Hi,
I am wondering which kind of tools should I use to infer predictive models from RNA-Seq data analyzing expression data and how it affects PPI network. The experiment I have in mind consists of gathering a cohort of samples with and without a phenotype. Use the RNA-Seq data to generate a sample-level PPI graph [basically pruning the PPI with coexpression values]
Once I generate the sample-level graphs, apply machine learning techniques to infer which part of the PPI graph behave differently between the two classes and use such a model to classify/describe new incoming samples.
I am sure there must be algorithms dealing with this problem but I am unable to find them. When looking for algorithms extracting networks from expression data or multilayered networks, I could only find tools that describe/analyze the differences in a cohort, without generating a model that I can apply on a new sample without reanalyzing a whole cohort.
Do you have any pointers to where should I look ?
Thanks,
Mattia
Maybe CGBayesNets? - it was developed by a guy with whom I used to work. In any case, what would be the input to your model? - hub scores for each gene?; or the betweenness centrality scores? You would have to bootstrap it all by eliminating 1 gene at a time in order to see how that affects the network structure. In that process, you could also infer which genes are most important (essentially given another metric).

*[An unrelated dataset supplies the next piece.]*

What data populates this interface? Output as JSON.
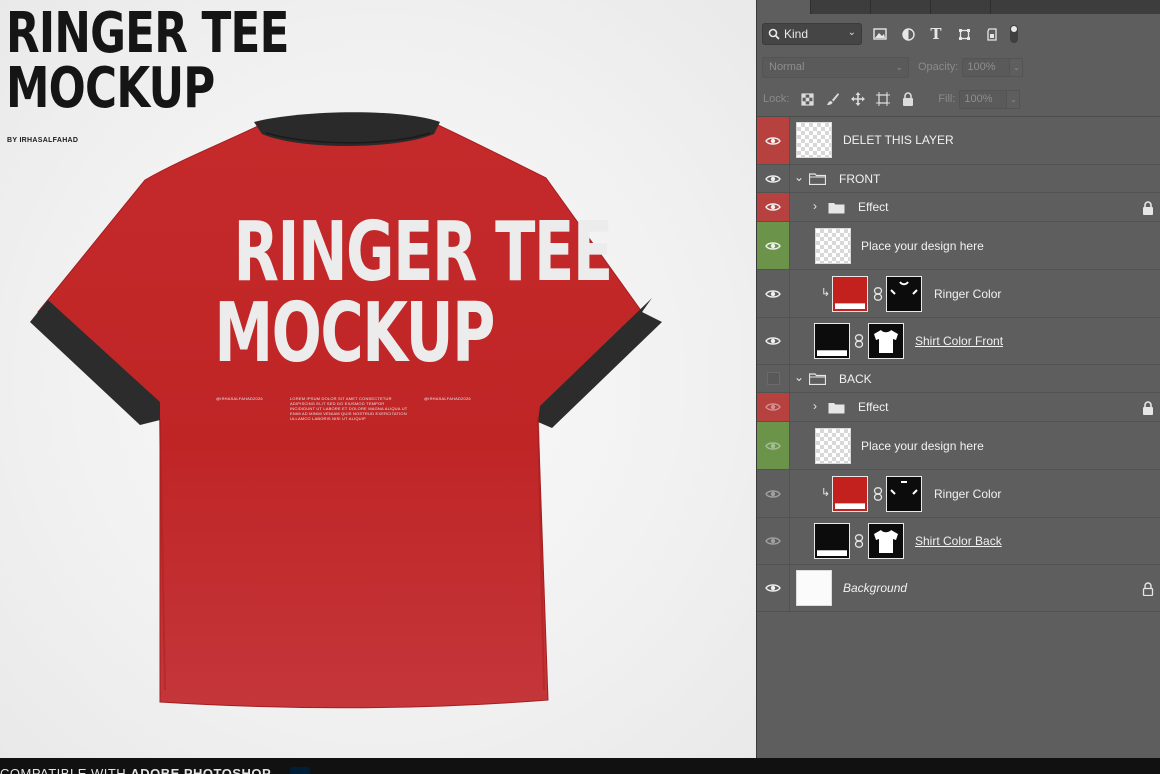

Thanks Kevin for the pointer, CGBayesNets is a very interesting approach. I've been reading some papers about it and it is not clear to me if I can use it to evaluate my questions. I'll dig further.
Answering your question about what would the input be, ideally they should be expression values for genes / isoforms. My overall goal is to assess the relevance of isoform expression profile shaping functional interactions for some phenotypes.

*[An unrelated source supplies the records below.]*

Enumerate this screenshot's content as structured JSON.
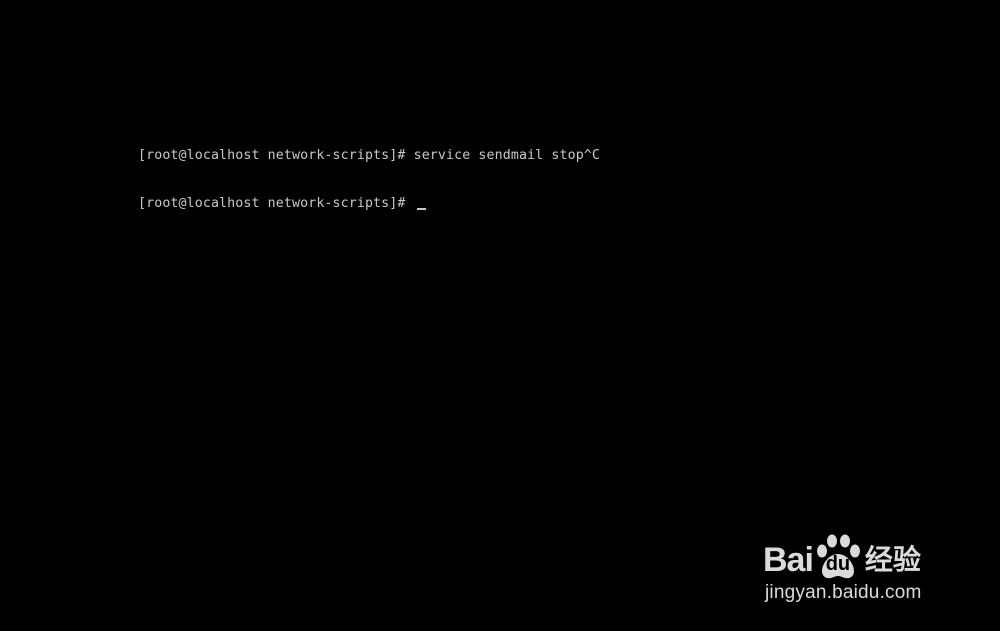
{
  "terminal": {
    "lines": [
      {
        "prompt": "[root@localhost network-scripts]#",
        "command": " service sendmail stop^C"
      },
      {
        "prompt": "[root@localhost network-scripts]#",
        "command": " "
      }
    ],
    "text_color": "#c8c8c8",
    "background_color": "#000000"
  },
  "watermark": {
    "brand_latin": "Bai",
    "brand_paw_text": "du",
    "brand_cn": "经验",
    "url": "jingyan.baidu.com",
    "icon": "paw-icon"
  }
}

It's a very green idea of mine but I was planning to use a PPI network from the literature as all the possible connections. - then predict interactions between all ensembl isoforms using sequence-based predictors - Then, for each sample independently, prune the PPI network based on expression levels of interacting nodes (using as expression only the isoforms I predict as being interacting with each other) - Once I have generated this, find some graph analysis tool able to produce a prediction model (e.g. GAM ) - Finally see what the model tells us, if it agrees with literature + assess the predictive power.
Once I've done this with Isoform expression levels, I'd do it with total gene expression levels and I hope to find less interesting / predictive stuff.
That being said, I imagine I'm not the first one wondering about the relevance of isoforms profiles on functional interactions, but I am unable to find algorithms suitable for this task. Do you think CGBayesNets could be used to infer a phenotype manifold that makes sense if I feed it with isoform expression levels? Would it be comparable to the one using total gene expression as input ? To me it seems that it's not possible to jointly consider the total expression level + isoform level in one single run (somehow losing the link between isoforms of the same gene by treating them independently).
Hey, sorry this is a little bit out of my area, and I think that we may be struggling with the limitations of language, i.e., it may be difficult for anybody to write out perfectly in English or any language what are their thoughts.
I am sure that a network of isoforms would be quite different from a network of total expression (total expression of the isoforms). Biologically, what does total expression of isoforms even mean? - 99% of us ignore isoforms and use total expression, but that is biased. On the other hand, it is simply still impossible to understand the function of each isoform. For many genes, we do not even know if they have isoforms or not... There are undoubtedly hundreds of millions of low abundance isoforms that are only expressed under very specific cellular conditions / states. It may not be the job of your project to deal with these issues, though.
If at all possible, you could attempt to group isoforms together based on common tissues in in which each is know to be expressed, and build a separate network for each.